# Evaluation

To inspect the evaulation results, we first need to load all files containing results from the output evaluation directory.\
We load the results as a pandas data frame and clean it. In the second next code block at the end, the resulting data frame can be display by including the commented out statement.

In [1]:
import os
import sys
sys.path.append(os.path.dirname(os.getcwd()))
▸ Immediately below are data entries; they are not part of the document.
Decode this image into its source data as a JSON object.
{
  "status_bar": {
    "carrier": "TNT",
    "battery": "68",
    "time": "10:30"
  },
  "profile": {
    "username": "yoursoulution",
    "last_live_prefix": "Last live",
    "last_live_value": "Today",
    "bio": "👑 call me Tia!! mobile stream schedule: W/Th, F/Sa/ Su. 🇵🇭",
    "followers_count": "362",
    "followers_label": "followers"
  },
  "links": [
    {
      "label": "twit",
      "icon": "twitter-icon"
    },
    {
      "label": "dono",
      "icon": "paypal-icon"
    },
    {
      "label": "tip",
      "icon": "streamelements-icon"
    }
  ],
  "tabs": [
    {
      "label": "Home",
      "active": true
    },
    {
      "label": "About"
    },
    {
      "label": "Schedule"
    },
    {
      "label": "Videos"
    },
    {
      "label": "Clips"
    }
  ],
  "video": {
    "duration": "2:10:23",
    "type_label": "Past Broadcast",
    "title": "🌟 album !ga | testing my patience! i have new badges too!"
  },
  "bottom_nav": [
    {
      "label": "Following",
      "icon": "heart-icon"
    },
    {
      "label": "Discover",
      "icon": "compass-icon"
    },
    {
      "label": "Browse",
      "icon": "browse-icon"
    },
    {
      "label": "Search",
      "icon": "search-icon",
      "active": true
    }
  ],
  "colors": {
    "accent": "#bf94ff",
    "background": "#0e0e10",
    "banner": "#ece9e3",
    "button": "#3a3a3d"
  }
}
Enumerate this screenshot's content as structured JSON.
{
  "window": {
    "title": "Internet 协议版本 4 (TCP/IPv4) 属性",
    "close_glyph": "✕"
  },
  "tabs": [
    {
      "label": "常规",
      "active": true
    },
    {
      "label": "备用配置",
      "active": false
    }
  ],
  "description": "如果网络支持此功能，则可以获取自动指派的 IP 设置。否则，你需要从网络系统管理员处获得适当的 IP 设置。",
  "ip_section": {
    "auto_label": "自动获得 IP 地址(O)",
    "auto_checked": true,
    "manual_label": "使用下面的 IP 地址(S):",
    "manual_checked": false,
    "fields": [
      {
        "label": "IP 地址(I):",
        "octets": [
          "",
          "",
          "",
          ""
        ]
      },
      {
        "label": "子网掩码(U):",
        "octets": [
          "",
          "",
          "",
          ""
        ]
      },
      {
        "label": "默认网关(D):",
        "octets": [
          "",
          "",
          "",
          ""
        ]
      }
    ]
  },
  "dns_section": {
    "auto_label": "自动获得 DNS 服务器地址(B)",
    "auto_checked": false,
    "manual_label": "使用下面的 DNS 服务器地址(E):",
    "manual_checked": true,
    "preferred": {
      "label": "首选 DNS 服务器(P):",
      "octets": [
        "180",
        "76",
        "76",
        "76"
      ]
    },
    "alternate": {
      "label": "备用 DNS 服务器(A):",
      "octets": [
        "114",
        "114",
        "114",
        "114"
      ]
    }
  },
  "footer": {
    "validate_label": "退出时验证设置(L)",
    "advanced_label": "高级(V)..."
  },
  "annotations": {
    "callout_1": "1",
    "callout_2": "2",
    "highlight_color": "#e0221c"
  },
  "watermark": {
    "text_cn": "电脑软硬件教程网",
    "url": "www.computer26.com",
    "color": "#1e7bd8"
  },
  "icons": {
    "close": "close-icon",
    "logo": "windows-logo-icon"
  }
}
from ipywidgets import widgets, interact, interact_manual, Layout, Button, Box
from IPython.display import display

import seaborn as sns
from matplotlib import pyplot as plt

from r2pa.api import routines
from april.fs import EVALUATION_DIR

import os
import pandas as pd

pd.set_option('display.max_rows', None)
pd.set_option('display.max_columns', None)

In [2]:
def create_dict_from_lists(key_list, value_list):
    dictionary = {}
    for i, key in enumerate(key_list):
        dictionary[key] = value_list[i]
    return dictionary

def create_combined_columns(df, columns):
    df[' '.join(columns)] = df[columns].apply(lambda x: ' '.join(x.astype(str)), axis=1)
    

output = widgets.Output()

# load all csv files and convert to data frame
all_csvs = [file for file in os.listdir(EVALUATION_DIR) if file[-4:] == '.csv']

all_dfs = []
for file in all_csvs:
    file_df = pd.read_csv(EVALUATION_DIR / file)
    all_dfs.append(file_df)
    
df = pd.concat(all_dfs)
df = df.drop(columns=['Unnamed: 0'])

# convert to correct data types
non_numeric_columns = ["dataset", "next event predictor", "use cache", 'group attribute nodes']
for column in df.columns:
    if column not in non_numeric_columns:
        df[column] = pd.to_numeric(df[column])

# rename columns
identifiers_columns = ['dataset', 'next event predictor', 'next event threshold']
identifiers_new_columns = ['dataset', 'nep', 'threshold']

df.rename(columns=create_dict_from_lists(identifiers_columns, identifiers_new_columns), inplace=True)

# add new columns
df['total case generation time (seconds)'] = df['case generation time'] + df['cache generation time']
df['total time per case (seconds)'] = df['total case generation time (seconds)'] / df['number of model cases']
df['cases to graph per case (seconds)'] = df['cases to graph conversion time'] / df['number of model cases']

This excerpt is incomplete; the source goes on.